Aerobic Decomposition

Aerobic decomposition is a chemical reaction where organic substances break down in the presence of oxygen. This process involves microorganisms using oxygen to decompose organic matter into simpler compounds, producing carbon dioxide, water, and other substances.
Key points include:

• Oxygen is crucial for decomposition to occur aerobically, aiding in the oxidation of complex molecules.
• The balanced chemical equation shows this process, indicating the reactants (organic anion and \( \mathrm{O}_2 \)) and products (\( \mathrm{CO}_2 \), \( \mathrm{H}_2\), \( \mathrm{H}^+ \), and \( \mathrm{SO}_4^{2-} \)).

Aerobic decomposition is more efficient in energy release compared to anaerobic processes and is key in various applications, including wastewater treatment and organic waste composting.

Organic Anion

Organic anions are negatively charged ions derived from organic molecules. In many detergents, these anions play a crucial role in cleaning by breaking down oils and dirt.

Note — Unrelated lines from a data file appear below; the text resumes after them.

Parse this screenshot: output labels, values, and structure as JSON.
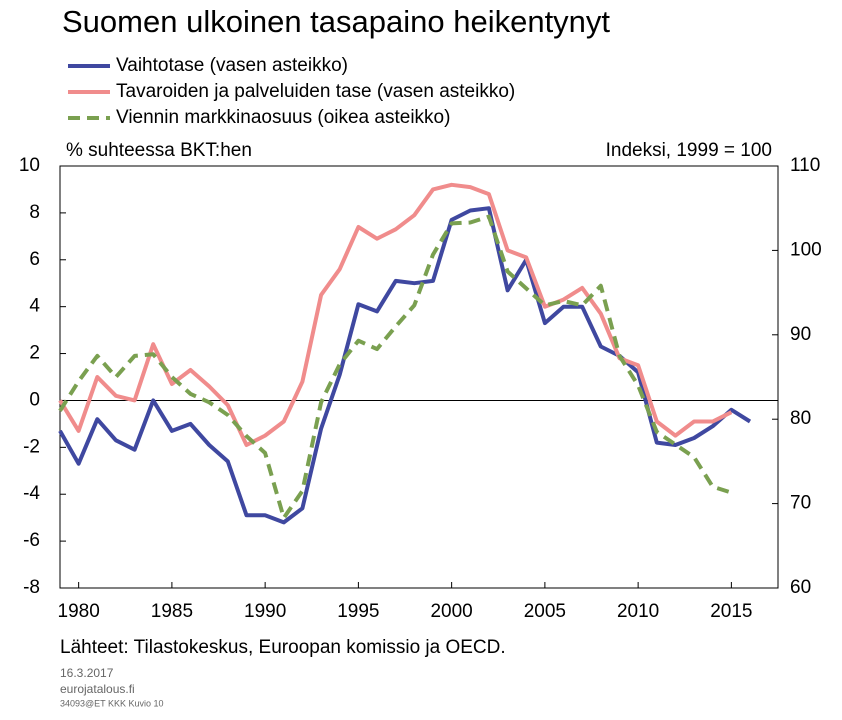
{
  "chart_data": {
    "type": "line",
    "title": "Suomen ulkoinen tasapaino heikentynyt",
    "y_label": "% suhteessa BKT:hen",
    "y2_label": "Indeksi, 1999 = 100",
    "source": "Lähteet: Tilastokeskus, Euroopan komissio ja OECD.",
    "footer": [
      "16.3.2017",
      "eurojatalous.fi",
      "34093@ET KKK Kuvio 10"
    ],
    "x": [
      1979,
      1980,
      1981,
      1982,
      1983,
      1984,
      1985,
      1986,
      1987,
      1988,
      1989,
      1990,
      1991,
      1992,
      1993,
      1994,
      1995,
      1996,
      1997,
      1998,
      1999,
      2000,
      2001,
      2002,
      2003,
      2004,
      2005,
      2006,
      2007,
      2008,
      2009,
      2010,
      2011,
      2012,
      2013,
      2014,
      2015,
      2016
    ],
    "series": [
      {
        "name": "Vaihtotase (vasen asteikko)",
        "color": "#3f48a0",
        "dash": false,
        "values": [
          -1.3,
          -2.7,
          -0.8,
          -1.7,
          -2.1,
          0.0,
          -1.3,
          -1.0,
          -1.9,
          -2.6,
          -4.9,
          -4.9,
          -5.2,
          -4.6,
          -1.2,
          1.1,
          4.1,
          3.8,
          5.1,
          5.0,
          5.1,
          7.7,
          8.1,
          8.2,
          4.7,
          6.0,
          3.3,
          4.0,
          4.0,
          2.3,
          1.9,
          1.2,
          -1.8,
          -1.9,
          -1.6,
          -1.1,
          -0.4,
          -0.9
        ]
      },
      {
        "name": "Tavaroiden ja palveluiden tase (vasen asteikko)",
        "color": "#f08c8c",
        "dash": false,
        "values": [
          0.0,
          -1.3,
          1.0,
          0.2,
          0.0,
          2.4,
          0.7,
          1.3,
          0.6,
          -0.2,
          -1.9,
          -1.5,
          -0.9,
          0.8,
          4.5,
          5.6,
          7.4,
          6.9,
          7.3,
          7.9,
          9.0,
          9.2,
          9.1,
          8.8,
          6.4,
          6.1,
          4.0,
          4.3,
          4.8,
          3.7,
          1.8,
          1.5,
          -0.9,
          -1.5,
          -0.9,
          -0.9,
          -0.5,
          null
        ]
      },
      {
        "name": "Viennin markkinaosuus (oikea asteikko)",
        "color": "#7aa050",
        "dash": true,
        "axis": "y2",
        "values": [
          81,
          84.5,
          87.5,
          85,
          87.5,
          87.7,
          85,
          83,
          82,
          80.5,
          78,
          76,
          68.3,
          71.5,
          82,
          86.5,
          89.3,
          88.3,
          91,
          93.5,
          99.5,
          103.2,
          103.3,
          104,
          97.5,
          95.5,
          93.5,
          94,
          93.5,
          95.8,
          87.5,
          84,
          78.5,
          77,
          75.5,
          72,
          71.3,
          null
        ]
      }
    ],
    "xlim": [
      1979,
      2017.5
    ],
    "xticks": [
      1980,
      1985,
      1990,
      1995,
      2000,
      2005,
      2010,
      2015
    ],
    "ylim": [
      -8,
      10
    ],
    "yticks": [
      -8,
      -6,
      -4,
      -2,
      0,
      2,
      4,
      6,
      8,
      10
    ],
    "y2lim": [
      60,
      110
    ],
    "y2ticks": [
      60,
      70,
      80,
      90,
      100,
      110
    ]
  }
}
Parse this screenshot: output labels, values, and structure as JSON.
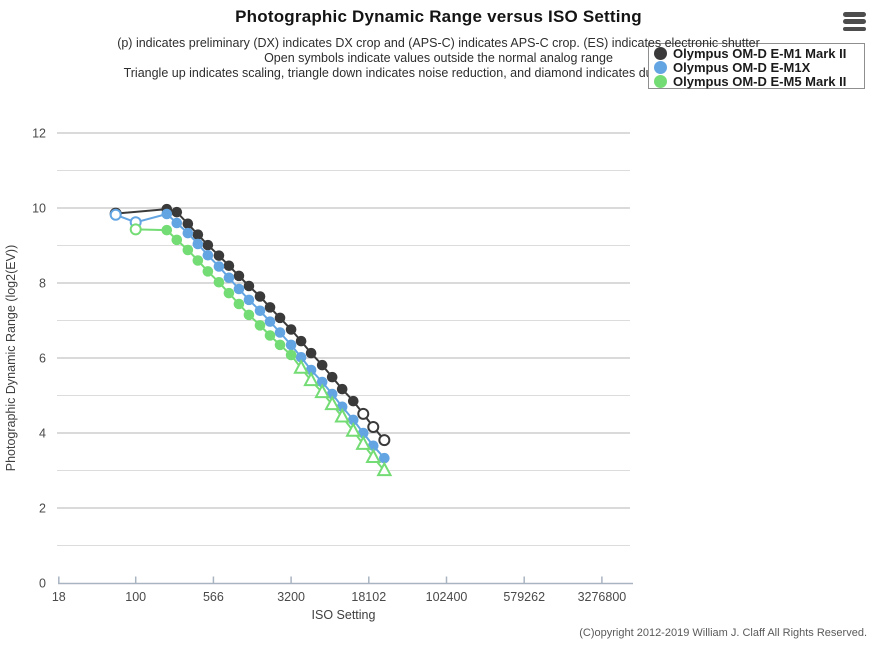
{
  "footer": {
    "copyright": "(C)opyright 2012-2019 William J. Claff All Rights Reserved."
  },
  "icons": {
    "menu": "hamburger-menu-icon"
  },
  "chart_data": {
    "type": "line",
    "title": "Photographic Dynamic Range versus ISO Setting",
    "subtitle_lines": [
      "(p) indicates preliminary (DX) indicates DX crop and (APS-C) indicates APS-C crop. (ES) indicates electronic shutter",
      "Open symbols indicate values outside the normal analog range",
      "Triangle up indicates scaling, triangle down indicates noise reduction, and diamond indicates dual conversion gain"
    ],
    "xlabel": "ISO Setting",
    "ylabel": "Photographic Dynamic Range (log2(EV))",
    "x_scale": "log",
    "x_tick_values": [
      18,
      100,
      566,
      3200,
      18102,
      102400,
      579262,
      3276800
    ],
    "x_tick_labels": [
      "18",
      "100",
      "566",
      "3200",
      "18102",
      "102400",
      "579262",
      "3276800"
    ],
    "y_ticks": [
      0,
      2,
      4,
      6,
      8,
      10,
      12
    ],
    "ylim": [
      0,
      12.5
    ],
    "grid": "horizontal-only",
    "legend_position": "top-right",
    "marker_semantics": {
      "open": "outside normal analog range",
      "triangle-up": "scaling"
    },
    "colors": {
      "axis": "#a9b4c2",
      "grid_major": "#b5b5b5",
      "grid_minor": "#dcdcdc",
      "tick_text": "#4a4a4a"
    },
    "series": [
      {
        "name": "Olympus OM-D E-M1 Mark II",
        "color": "#3a3a3a",
        "points": [
          {
            "iso": 64,
            "pdr": 9.85,
            "marker": "open-circle"
          },
          {
            "iso": 200,
            "pdr": 9.97,
            "marker": "circle"
          },
          {
            "iso": 250,
            "pdr": 9.89,
            "marker": "circle"
          },
          {
            "iso": 320,
            "pdr": 9.58,
            "marker": "circle"
          },
          {
            "iso": 400,
            "pdr": 9.29,
            "marker": "circle"
          },
          {
            "iso": 500,
            "pdr": 9.01,
            "marker": "circle"
          },
          {
            "iso": 640,
            "pdr": 8.73,
            "marker": "circle"
          },
          {
            "iso": 800,
            "pdr": 8.46,
            "marker": "circle"
          },
          {
            "iso": 1000,
            "pdr": 8.19,
            "marker": "circle"
          },
          {
            "iso": 1250,
            "pdr": 7.92,
            "marker": "circle"
          },
          {
            "iso": 1600,
            "pdr": 7.64,
            "marker": "circle"
          },
          {
            "iso": 2000,
            "pdr": 7.35,
            "marker": "circle"
          },
          {
            "iso": 2500,
            "pdr": 7.07,
            "marker": "circle"
          },
          {
            "iso": 3200,
            "pdr": 6.76,
            "marker": "circle"
          },
          {
            "iso": 4000,
            "pdr": 6.45,
            "marker": "circle"
          },
          {
            "iso": 5000,
            "pdr": 6.13,
            "marker": "circle"
          },
          {
            "iso": 6400,
            "pdr": 5.81,
            "marker": "circle"
          },
          {
            "iso": 8000,
            "pdr": 5.49,
            "marker": "circle"
          },
          {
            "iso": 10000,
            "pdr": 5.17,
            "marker": "circle"
          },
          {
            "iso": 12800,
            "pdr": 4.85,
            "marker": "circle"
          },
          {
            "iso": 16000,
            "pdr": 4.51,
            "marker": "open-circle"
          },
          {
            "iso": 20000,
            "pdr": 4.16,
            "marker": "open-circle"
          },
          {
            "iso": 25600,
            "pdr": 3.81,
            "marker": "open-circle"
          }
        ]
      },
      {
        "name": "Olympus OM-D E-M1X",
        "color": "#63a5e2",
        "points": [
          {
            "iso": 64,
            "pdr": 9.82,
            "marker": "open-circle"
          },
          {
            "iso": 100,
            "pdr": 9.62,
            "marker": "open-circle"
          },
          {
            "iso": 200,
            "pdr": 9.84,
            "marker": "circle"
          },
          {
            "iso": 250,
            "pdr": 9.6,
            "marker": "circle"
          },
          {
            "iso": 320,
            "pdr": 9.33,
            "marker": "circle"
          },
          {
            "iso": 400,
            "pdr": 9.04,
            "marker": "circle"
          },
          {
            "iso": 500,
            "pdr": 8.74,
            "marker": "circle"
          },
          {
            "iso": 640,
            "pdr": 8.44,
            "marker": "circle"
          },
          {
            "iso": 800,
            "pdr": 8.14,
            "marker": "circle"
          },
          {
            "iso": 1000,
            "pdr": 7.84,
            "marker": "circle"
          },
          {
            "iso": 1250,
            "pdr": 7.55,
            "marker": "circle"
          },
          {
            "iso": 1600,
            "pdr": 7.26,
            "marker": "circle"
          },
          {
            "iso": 2000,
            "pdr": 6.97,
            "marker": "circle"
          },
          {
            "iso": 2500,
            "pdr": 6.68,
            "marker": "circle"
          },
          {
            "iso": 3200,
            "pdr": 6.35,
            "marker": "circle"
          },
          {
            "iso": 4000,
            "pdr": 6.02,
            "marker": "circle"
          },
          {
            "iso": 5000,
            "pdr": 5.68,
            "marker": "circle"
          },
          {
            "iso": 6400,
            "pdr": 5.36,
            "marker": "circle"
          },
          {
            "iso": 8000,
            "pdr": 5.04,
            "marker": "circle"
          },
          {
            "iso": 10000,
            "pdr": 4.7,
            "marker": "circle"
          },
          {
            "iso": 12800,
            "pdr": 4.35,
            "marker": "circle"
          },
          {
            "iso": 16000,
            "pdr": 4.0,
            "marker": "circle"
          },
          {
            "iso": 20000,
            "pdr": 3.66,
            "marker": "circle"
          },
          {
            "iso": 25600,
            "pdr": 3.33,
            "marker": "circle"
          }
        ]
      },
      {
        "name": "Olympus OM-D E-M5 Mark II",
        "color": "#74dc74",
        "points": [
          {
            "iso": 100,
            "pdr": 9.43,
            "marker": "open-circle"
          },
          {
            "iso": 200,
            "pdr": 9.41,
            "marker": "circle"
          },
          {
            "iso": 250,
            "pdr": 9.15,
            "marker": "circle"
          },
          {
            "iso": 320,
            "pdr": 8.88,
            "marker": "circle"
          },
          {
            "iso": 400,
            "pdr": 8.6,
            "marker": "circle"
          },
          {
            "iso": 500,
            "pdr": 8.31,
            "marker": "circle"
          },
          {
            "iso": 640,
            "pdr": 8.02,
            "marker": "circle"
          },
          {
            "iso": 800,
            "pdr": 7.73,
            "marker": "circle"
          },
          {
            "iso": 1000,
            "pdr": 7.44,
            "marker": "circle"
          },
          {
            "iso": 1250,
            "pdr": 7.15,
            "marker": "circle"
          },
          {
            "iso": 1600,
            "pdr": 6.87,
            "marker": "circle"
          },
          {
            "iso": 2000,
            "pdr": 6.6,
            "marker": "circle"
          },
          {
            "iso": 2500,
            "pdr": 6.35,
            "marker": "circle"
          },
          {
            "iso": 3200,
            "pdr": 6.08,
            "marker": "circle"
          },
          {
            "iso": 4000,
            "pdr": 5.73,
            "marker": "open-triangle-up"
          },
          {
            "iso": 5000,
            "pdr": 5.4,
            "marker": "open-triangle-up"
          },
          {
            "iso": 6400,
            "pdr": 5.08,
            "marker": "open-triangle-up"
          },
          {
            "iso": 8000,
            "pdr": 4.76,
            "marker": "open-triangle-up"
          },
          {
            "iso": 10000,
            "pdr": 4.43,
            "marker": "open-triangle-up"
          },
          {
            "iso": 12800,
            "pdr": 4.05,
            "marker": "open-triangle-up"
          },
          {
            "iso": 16000,
            "pdr": 3.7,
            "marker": "open-triangle-up"
          },
          {
            "iso": 20000,
            "pdr": 3.35,
            "marker": "open-triangle-up"
          },
          {
            "iso": 25600,
            "pdr": 3.0,
            "marker": "open-triangle-up"
          }
        ]
      }
    ]
  }
}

• The organic anion in our exercise, \( \mathrm{C}_{18} \mathrm{H}_{29} \mathrm{SO}_{3}^{-} \), consists of a long hydrocarbon chain and a sulfate group, giving it surfactant properties.
• Such anions can undergo aerobic decomposition, as shown in the chemical equation.

Understanding the structure and properties of organic anions helps us comprehend their role in environmental chemistry and biodegradation. Their negative charge allows them to interact with positively charged particles, aiding in cleaning and biochemical processes.

Chemical Equation Balancing

Balancing chemical equations ensures that the law of conservation of mass is observed, meaning the same number of each type of atom is present on both sides of the equation. In the given reaction:

• The reactants include \(2 \space \mathrm{C}_{18} \mathrm{H}_{29} \mathrm{SO}_{3}^{-} \) and \(51 \space \mathrm{O}_2 \).
• The products are \(36 \space \mathrm{CO}_2\), \(28 \space \mathrm{H}_2\), \(2 \space \mathrm{H}^+ \) and \(2 \space \mathrm{SO}_4^{2-} \).

Each element's total is equal on both sides. Carbon, hydrogen, sulfur, and oxygen atoms are conservatively accounted for. This balancing ensures accurate stoichiometric calculations when determining reagent amounts. Being adept at chemical equation balancing is essential for anyone studying chemistry to predict reaction outcomes and perform precise laboratory experiments.